Daytona, an unpredictable and often crash-filled race, has been known to produce wild-card winners, and last year the victory went to Erik Jones. But winning on the 2.5-mile superspeedway requires strategy, a lot of luck and, lately, alliances made through the garage.
Hamlin and the Gibbs group brokered a deal with Hendrick Motorsports before the Daytona 500 to work together while drafting, and that put three Gibbs drivers on the podium. The Chevrolet camp fumed that Hendrick would work with rival manufacturer Toyota, while the Ford drivers bickered they didn’t do enough to try to put the blue oval in Victory Lane.
By Talladega in April, the heads of Ford and Chevy demanded their teams work with one another, and it worked for the first Chevrolet win of the season.
The plotting for Saturday night began before the teams even arrived in Daytona.
“We were talking about it just the other day as a group,” said Gibbs driver and defending race winner Jones. “We’ve got some strong race cars. Unfortunately, there is only five Toyotas out there and that doesn’t give us a lot to work with, especially with the other manufacturers having more.
“We will do all we can. I know we will have fast cars, but it’s definitely going to be manufacturer-driven with the other two linking up and sticking together. I think they saw what Toyota has done in the past.”
Tension started in the first practice of the weekend, on Thursday afternoon when Brad Keselowski deliberately rear-ended William Byron to send a message that he will not tolerate blocking during the race. It might have been the warning shot on what Saturday night could look like in the final race run at Daytona on the July Fourth weekend.
The event is being moved to August next season as the regular-season finale, ending a run that began in 1959. The change is part of a scheduling shake-up that fans have demanded, with more changes coming in 2021.
Busch is among those sorry to see the holiday weekend race move next year to Indianapolis Motor Speedway.

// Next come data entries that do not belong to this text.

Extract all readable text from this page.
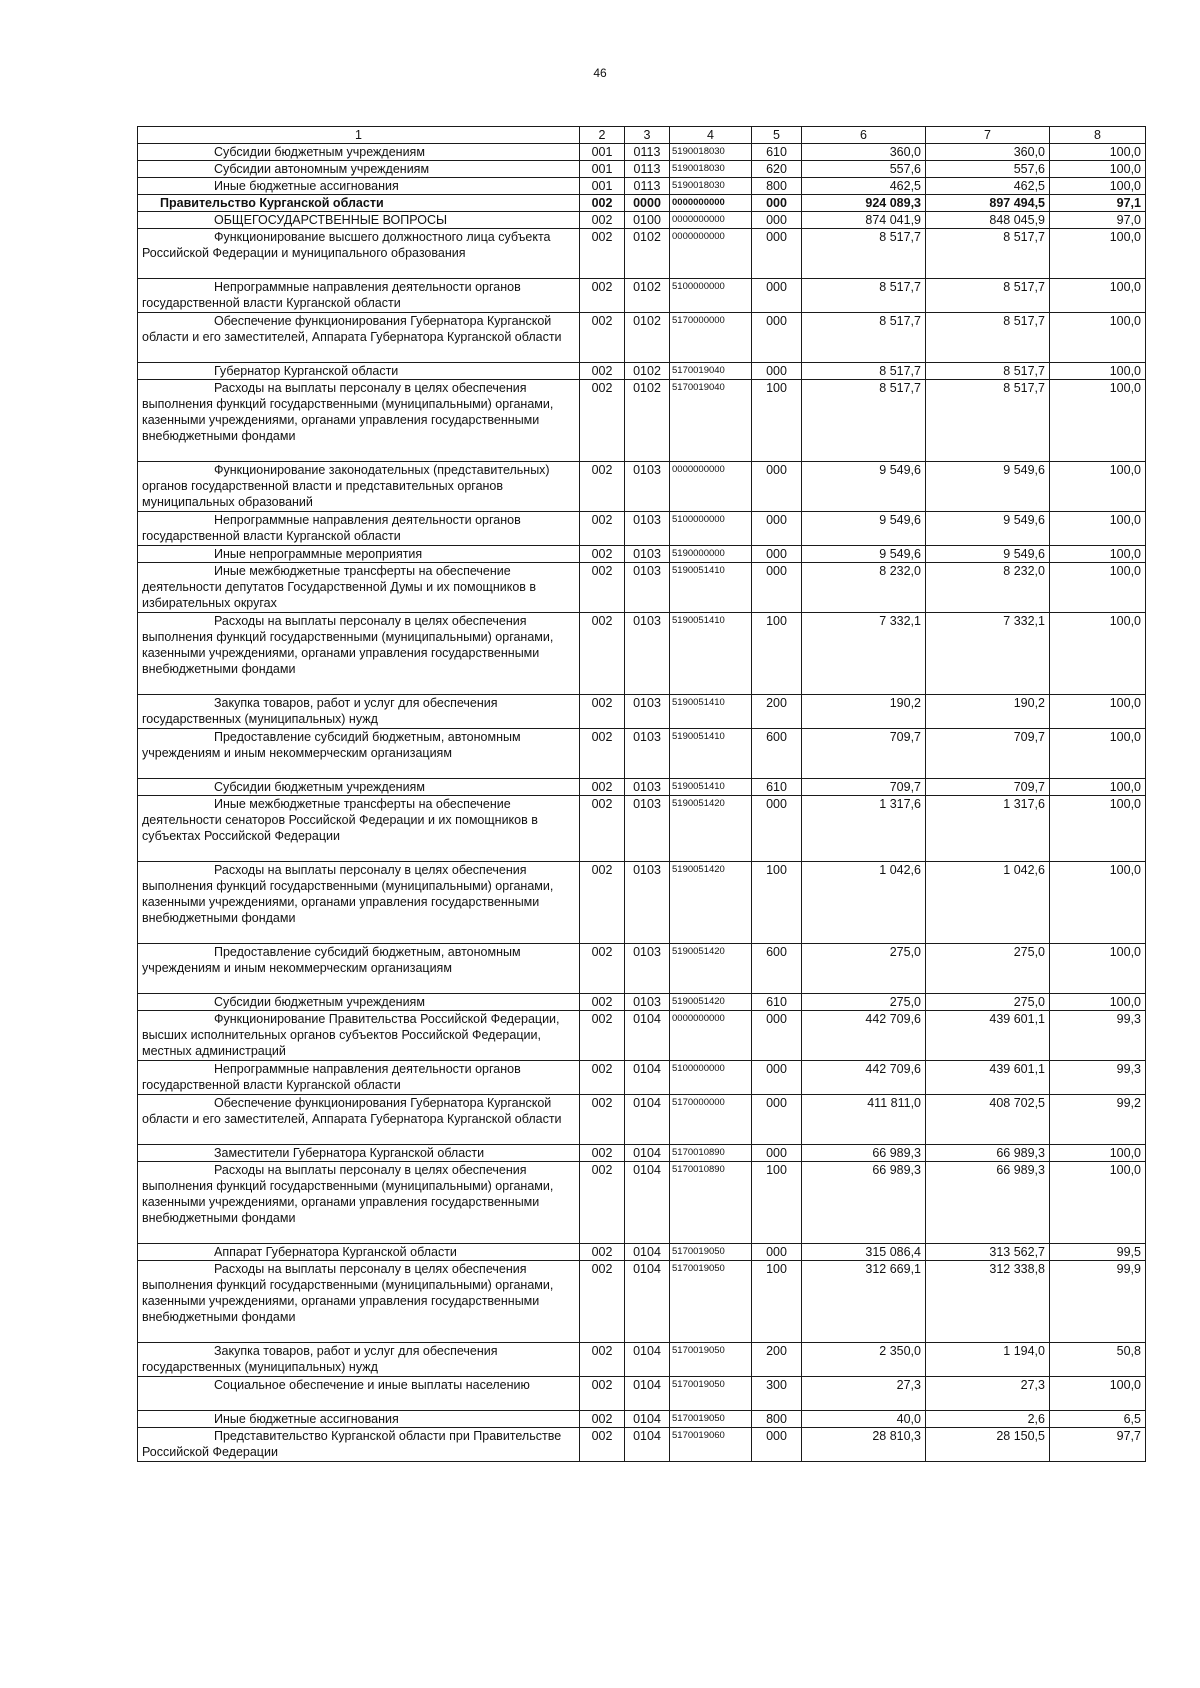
46
1	2	3	4	5	6	7	8
Субсидии бюджетным учреждениям	001	0113	5190018030	610	360,0	360,0	100,0
Субсидии автономным учреждениям	001	0113	5190018030	620	557,6	557,6	100,0
Иные бюджетные ассигнования	001	0113	5190018030	800	462,5	462,5	100,0
Правительство Курганской области	002	0000	0000000000	000	924 089,3	897 494,5	97,1
ОБЩЕГОСУДАРСТВЕННЫЕ ВОПРОСЫ	002	0100	0000000000	000	874 041,9	848 045,9	97,0
Функционирование высшего должностного лица субъекта Российской Федерации и муниципального образования	002	0102	0000000000	000	8 517,7	8 517,7	100,0
Непрограммные направления деятельности органов государственной власти Курганской области	002	0102	5100000000	000	8 517,7	8 517,7	100,0
Обеспечение функционирования Губернатора Курганской области и его заместителей, Аппарата Губернатора Курганской области	002	0102	5170000000	000	8 517,7	8 517,7	100,0
Губернатор Курганской области	002	0102	5170019040	000	8 517,7	8 517,7	100,0
Расходы на выплаты персоналу в целях обеспечения выполнения функций государственными (муниципальными) органами, казенными учреждениями, органами управления государственными внебюджетными фондами	002	0102	5170019040	100	8 517,7	8 517,7	100,0
Функционирование законодательных (представительных) органов государственной власти и представительных органов муниципальных образований	002	0103	0000000000	000	9 549,6	9 549,6	100,0
Непрограммные направления деятельности органов государственной власти Курганской области	002	0103	5100000000	000	9 549,6	9 549,6	100,0
Иные непрограммные мероприятия	002	0103	5190000000	000	9 549,6	9 549,6	100,0
Иные межбюджетные трансферты на обеспечение деятельности депутатов Государственной Думы и их помощников в избирательных округах	002	0103	5190051410	000	8 232,0	8 232,0	100,0
Расходы на выплаты персоналу в целях обеспечения выполнения функций государственными (муниципальными) органами, казенными учреждениями, органами управления государственными внебюджетными фондами	002	0103	5190051410	100	7 332,1	7 332,1	100,0
Закупка товаров, работ и услуг для обеспечения государственных (муниципальных) нужд	002	0103	5190051410	200	190,2	190,2	100,0
Предоставление субсидий бюджетным, автономным учреждениям и иным некоммерческим организациям	002	0103	5190051410	600	709,7	709,7	100,0
Субсидии бюджетным учреждениям	002	0103	5190051410	610	709,7	709,7	100,0
Иные межбюджетные трансферты на обеспечение деятельности сенаторов Российской Федерации и их помощников в субъектах Российской Федерации	002	0103	5190051420	000	1 317,6	1 317,6	100,0
Расходы на выплаты персоналу в целях обеспечения выполнения функций государственными (муниципальными) органами, казенными учреждениями, органами управления государственными внебюджетными фондами	002	0103	5190051420	100	1 042,6	1 042,6	100,0
Предоставление субсидий бюджетным, автономным учреждениям и иным некоммерческим организациям	002	0103	5190051420	600	275,0	275,0	100,0
Субсидии бюджетным учреждениям	002	0103	5190051420	610	275,0	275,0	100,0
Функционирование Правительства Российской Федерации, высших исполнительных органов субъектов Российской Федерации, местных администраций	002	0104	0000000000	000	442 709,6	439 601,1	99,3
Непрограммные направления деятельности органов государственной власти Курганской области	002	0104	5100000000	000	442 709,6	439 601,1	99,3
Обеспечение функционирования Губернатора Курганской области и его заместителей, Аппарата Губернатора Курганской области	002	0104	5170000000	000	411 811,0	408 702,5	99,2
Заместители Губернатора Курганской области	002	0104	5170010890	000	66 989,3	66 989,3	100,0
Расходы на выплаты персоналу в целях обеспечения выполнения функций государственными (муниципальными) органами, казенными учреждениями, органами управления государственными внебюджетными фондами	002	0104	5170010890	100	66 989,3	66 989,3	100,0
Аппарат Губернатора Курганской области	002	0104	5170019050	000	315 086,4	313 562,7	99,5
Расходы на выплаты персоналу в целях обеспечения выполнения функций государственными (муниципальными) органами, казенными учреждениями, органами управления государственными внебюджетными фондами	002	0104	5170019050	100	312 669,1	312 338,8	99,9
Закупка товаров, работ и услуг для обеспечения государственных (муниципальных) нужд	002	0104	5170019050	200	2 350,0	1 194,0	50,8
Социальное обеспечение и иные выплаты населению	002	0104	5170019050	300	27,3	27,3	100,0
Иные бюджетные ассигнования	002	0104	5170019050	800	40,0	2,6	6,5
Представительство Курганской области при Правительстве Российской Федерации	002	0104	5170019060	000	28 810,3	28 150,5	97,7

“I’ll be frank, I’m kind of disappointed,” Busch said. “Overall, just being in Daytona for July 4th has always been cool. Having the opportunity to go to the beach, having the opportunity to do that, whether that be on Thursday or Friday, not having a lot going on. We are going to miss that, the fireworks show, things like that. Now that’s going to be in Indy. Yeah, there’s no beach there.”